7) Don’t expect the Patriots to be as lackadaisical as the Steelers were
It’s rare that you see anyone from a losing team admit that they weren’t 100 percent focused on their opponent, but that’s exactly what one Steeler admitted after the Jaguars beat his team. The Steelers were so preoccupied with a revenge game against the Patriots that they overlooked and motivated the Jaguars. Bill Belichick won’t let his players make a similar mistake. The Patriots will be ready to play, especially with a Super Bowl spot on the line, which will add to the difficulty of this game for Jacksonville.
8) Tom Brady vs. the Jacksonville secondary will be a battle
Jacksonville’s defense was elite in 2017 for two big reasons — a defensive line that could put pressure on opposing quarterbacks, and a secondary that could make it very hard for them to find openings. Both of those things will be big challenges for Brady. The likes of Jalen Ramsey will not be scared of Brady and will more or less dare him to throw it their way, but the savvy veteran has proven time and time again that he can overcome the best defenses. It is entirely possible that this face-off will decide the result. If Ramsey and the Jaguar defense can make Brady’s life difficult, all bets are off.
9) How powerful is Jacksonville against the world?
The Jaguars have made no secret that they are fueled by their doubters.
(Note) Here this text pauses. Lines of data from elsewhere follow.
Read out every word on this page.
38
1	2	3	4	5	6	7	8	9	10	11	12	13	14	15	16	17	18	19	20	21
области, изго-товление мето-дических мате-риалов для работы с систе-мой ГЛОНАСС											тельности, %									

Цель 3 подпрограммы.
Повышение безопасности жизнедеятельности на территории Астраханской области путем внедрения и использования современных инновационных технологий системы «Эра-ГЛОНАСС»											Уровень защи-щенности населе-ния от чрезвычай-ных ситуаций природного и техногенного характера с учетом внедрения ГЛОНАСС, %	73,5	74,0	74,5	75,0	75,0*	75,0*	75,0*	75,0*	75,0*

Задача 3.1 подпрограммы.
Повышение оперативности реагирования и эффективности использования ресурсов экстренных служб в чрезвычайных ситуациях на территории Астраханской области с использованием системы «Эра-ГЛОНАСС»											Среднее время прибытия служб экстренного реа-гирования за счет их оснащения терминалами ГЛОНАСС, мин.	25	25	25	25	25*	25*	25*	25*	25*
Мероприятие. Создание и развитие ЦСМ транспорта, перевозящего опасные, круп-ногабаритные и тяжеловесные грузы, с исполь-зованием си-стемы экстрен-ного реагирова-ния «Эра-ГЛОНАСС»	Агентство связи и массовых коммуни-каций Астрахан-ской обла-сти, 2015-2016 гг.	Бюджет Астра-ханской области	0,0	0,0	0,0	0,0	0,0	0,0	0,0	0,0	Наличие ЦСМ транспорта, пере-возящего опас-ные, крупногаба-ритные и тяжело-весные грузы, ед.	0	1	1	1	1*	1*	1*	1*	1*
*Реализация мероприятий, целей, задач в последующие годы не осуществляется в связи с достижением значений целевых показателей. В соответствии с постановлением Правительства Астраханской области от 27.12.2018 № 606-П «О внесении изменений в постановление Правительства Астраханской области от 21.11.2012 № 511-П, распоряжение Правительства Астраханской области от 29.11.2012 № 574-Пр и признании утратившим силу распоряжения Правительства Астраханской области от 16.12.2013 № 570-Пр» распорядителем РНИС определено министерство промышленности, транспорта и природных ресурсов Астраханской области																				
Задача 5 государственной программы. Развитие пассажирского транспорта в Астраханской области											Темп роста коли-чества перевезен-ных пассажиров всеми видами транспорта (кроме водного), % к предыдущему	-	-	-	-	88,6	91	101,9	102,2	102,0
They take motivation from opponents doubting them, experts picking against them, and the public writing them off. While the Patriots will likely be smarter about handing Jacksonville the sort of bulletin board material the Steelers gave them, the Jaguars will still be underdogs in Foxborough — as of Tuesday, New England was a nine-point favorite. Doubt is a powerful motivator, and the Jaguars will absolutely believe they can win this game. How powerful it will actually be remains to be seen.
10) The experience gap is still big
Experience does still matter in the NFL playoffs, and no one has more of it than Brady and the Patriots. This will be their seventh consecutive AFC championship appearance and Brady’s 12th. To date, he’s 7-4 in these games. The Jaguars definitely don’t have that experience. It remains to be seen how much that matters, but if it’s a close game and you need a big drive, who would you rather have calling the shots — Brady or Bortles? The question answers itself, and the Jaguars would probably like to ensure that it doesn’t come to that.
Tom Brady left practice on Wednesday to receive treatment for an injury, but the New England Patriots quarterback is expected to be fine for Sunday’s game against the Jacksonville Jaguars.
ESPN’s Mike Reiss reports that Brady sustained a minor injury to his throwing hand when he collided with a teammate. X-rays revealed no structural damage, and Reiss was told by a source that Brady could be affected slightly on Sunday but “should be OK overall.”
Patriots players did not indicate that they were concerned about Brady’s injury, with cornerback Eric Rowe saying he “looked like the same old Tom out there.”
Suffering an injury in practice before the AFC Championship Game is never ideal, but one of the Jaguars’ key players is also dealing with a minor ailment. The Patriots will need Brady at or near 100 percent health against Jacksonville’s opportunistic defense.